Fakat daha bilge olanlar hala endişeliydi, Maedhrosun gittikçe büyüyen gücünü çok yakında ortaya çıkaracağından korkuyorlardı, ve bu Morgotha ona karşı planlar yapabilecek kadar yeterli bir zaman verdi. Elflerin ve İnsanların tahminlerinin ötesinde Angbandda yeni bir kötülük doğuyor," dediler. Ve bu senenin güzünde, sözlerini doğrularcasına, kurşuni gökyüzünün altında Kuzeyden kötülük dolu bir rüzgar geldi. Uğursuz Soluk olarak adlandırıldı, çünkü hastalıklı idi; ve Anfauglithin sınırındaki kuzey diyarlarında yaşayanların çoğu o senenin güzünde hastalanarak öldü, ve bunların büyük bir kısmı İnsanların hanedanlarından, çocuklar ya da gençliklerinin başında olanlardı.
Bu sene içinde Húrin oğlu Túrin henüz beş yaşındaydı, ve kızkardeşi Urwen baharın başında üç yaşına basmıştı. Kırlarda koşarken saçları çimenlerin arasından fışkıran sarı zambaklara benziyordu, ve kahkahası tepelerden şarkılar söyleyerek gelen, babasının evinin duvarlarını aşan neşeli bir derenin sesi gibiydi. Nen Lalaith olarak adlandırılırdı, ve bundan sonra tüm ev halkından olan insanlar çocuğa Lalaith olarak seslendi, ve o aralarındayken yürekleri mutlulukla doldu.

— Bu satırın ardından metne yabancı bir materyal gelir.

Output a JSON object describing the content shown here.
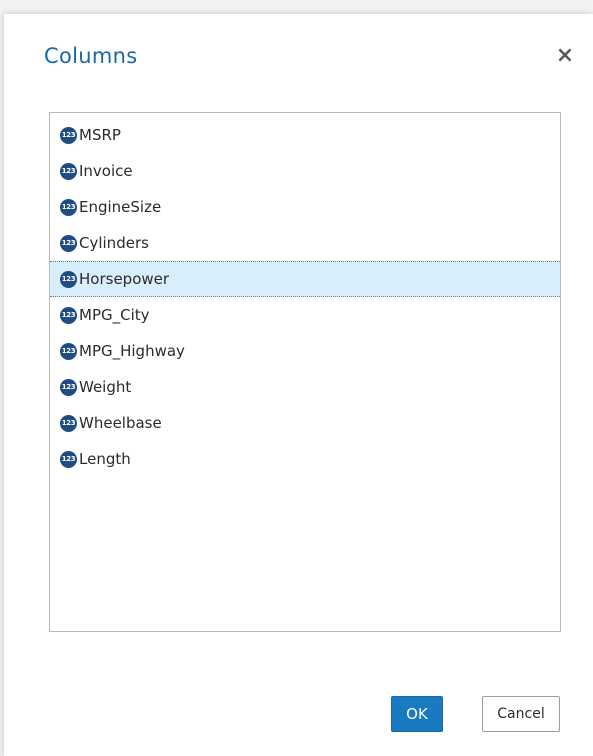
{
  "dialog": {
    "title": "Columns",
    "close_label": "×"
  },
  "icons": {
    "numeric": "123"
  },
  "columns": [
    {
      "label": "MSRP",
      "icon": "numeric-icon",
      "selected": false
    },
    {
      "label": "Invoice",
      "icon": "numeric-icon",
      "selected": false
    },
    {
      "label": "EngineSize",
      "icon": "numeric-icon",
      "selected": false
    },
    {
      "label": "Cylinders",
      "icon": "numeric-icon",
      "selected": false
    },
    {
      "label": "Horsepower",
      "icon": "numeric-icon",
      "selected": true
    },
    {
      "label": "MPG_City",
      "icon": "numeric-icon",
      "selected": false
    },
    {
      "label": "MPG_Highway",
      "icon": "numeric-icon",
      "selected": false
    },
    {
      "label": "Weight",
      "icon": "numeric-icon",
      "selected": false
    },
    {
      "label": "Wheelbase",
      "icon": "numeric-icon",
      "selected": false
    },
    {
      "label": "Length",
      "icon": "numeric-icon",
      "selected": false
    }
  ],
  "buttons": {
    "ok_label": "OK",
    "cancel_label": "Cancel"
  },
  "colors": {
    "title": "#1a6aa5",
    "selection_bg": "#d8eefb",
    "numeric_icon": "#1f4d82",
    "primary_button": "#1a7ac1"
  }
}
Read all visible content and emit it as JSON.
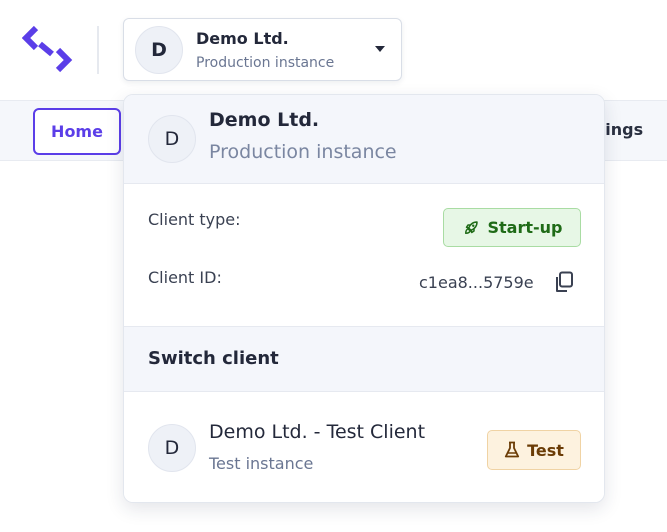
{
  "header": {
    "logo_icon": "brand-logo-icon",
    "brand_color": "#5b3ee8",
    "client_selector": {
      "avatar_initial": "D",
      "name": "Demo Ltd.",
      "subtitle": "Production instance",
      "caret_icon": "caret-down-icon"
    }
  },
  "nav": {
    "home_label": "Home",
    "settings_label": "ttings"
  },
  "dropdown": {
    "current": {
      "avatar_initial": "D",
      "name": "Demo Ltd.",
      "subtitle": "Production instance"
    },
    "client_type_label": "Client type:",
    "client_type_value": "Start-up",
    "client_type_icon": "rocket-icon",
    "client_id_label": "Client ID:",
    "client_id_value": "c1ea8...5759e",
    "copy_icon": "copy-icon",
    "switch_title": "Switch client",
    "clients": [
      {
        "avatar_initial": "D",
        "name": "Demo Ltd. - Test Client",
        "subtitle": "Test instance",
        "badge": "Test",
        "badge_icon": "flask-icon"
      }
    ]
  }
}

Fakat Túrin ondan daha az sevgi gördü. O annesi gibi kapkara saçlara sahipti, ve annesi gibi katı bir ruhu vardı; çünkü fazla neşeli değildi, ve konuşmayı çok erken öğrenmiş olsa da çok az konuşurdu, ve her zaman yaşından büyük görünürdü. Túrin haksızlıkları ya da alayları çok zor unuturdu; ancak babasının içindeki ateş onun da içindeydi, beklenmedik ve acımasız olabilirdi. Lakin merhamet duygusu kuvvetliydi, yaşayan şeylerin incindiğini ve üzüldüğünü görmek onu ağlatırdı; ve bu özelliği de babasına benzerdi, çünkü Morwen daha sert bir yapıya sahipti. Annesini severdi, çünkü konuşması ona canayakın ve abartısız gelirdi; fakat babasını çok az görüyordu, çünkü Húrin genellikle Hithlumun doğu sınırlarını koruyan Fingonun ordusu ile birlikte evinden çok uzaklara seyahat ederdi, ve geri döndüğünde tuhaf sözlerle, mimiklerle ve yarım yamalak anlamlarla dolu hızlı konuşması, Túrini şaşırtır ve tedirgin ederdi. Böyle zamanlarda yüreğindeki tüm sıcaklığı kızkardeşi Lalaithe verirdi; fakat onunla nadiren oyun oynardı, ve fazla uzaklaştığında ona göz kulak olmayı ve o ağaçların altında ya da çimenlerde gezip Edainin çocuklarının, Elflerin lisanı henüz dudaklarından yeni yeni çıkarken yazdıkları o çok eski şarkıları söylerken onu seyretmeyi daha çok severdi.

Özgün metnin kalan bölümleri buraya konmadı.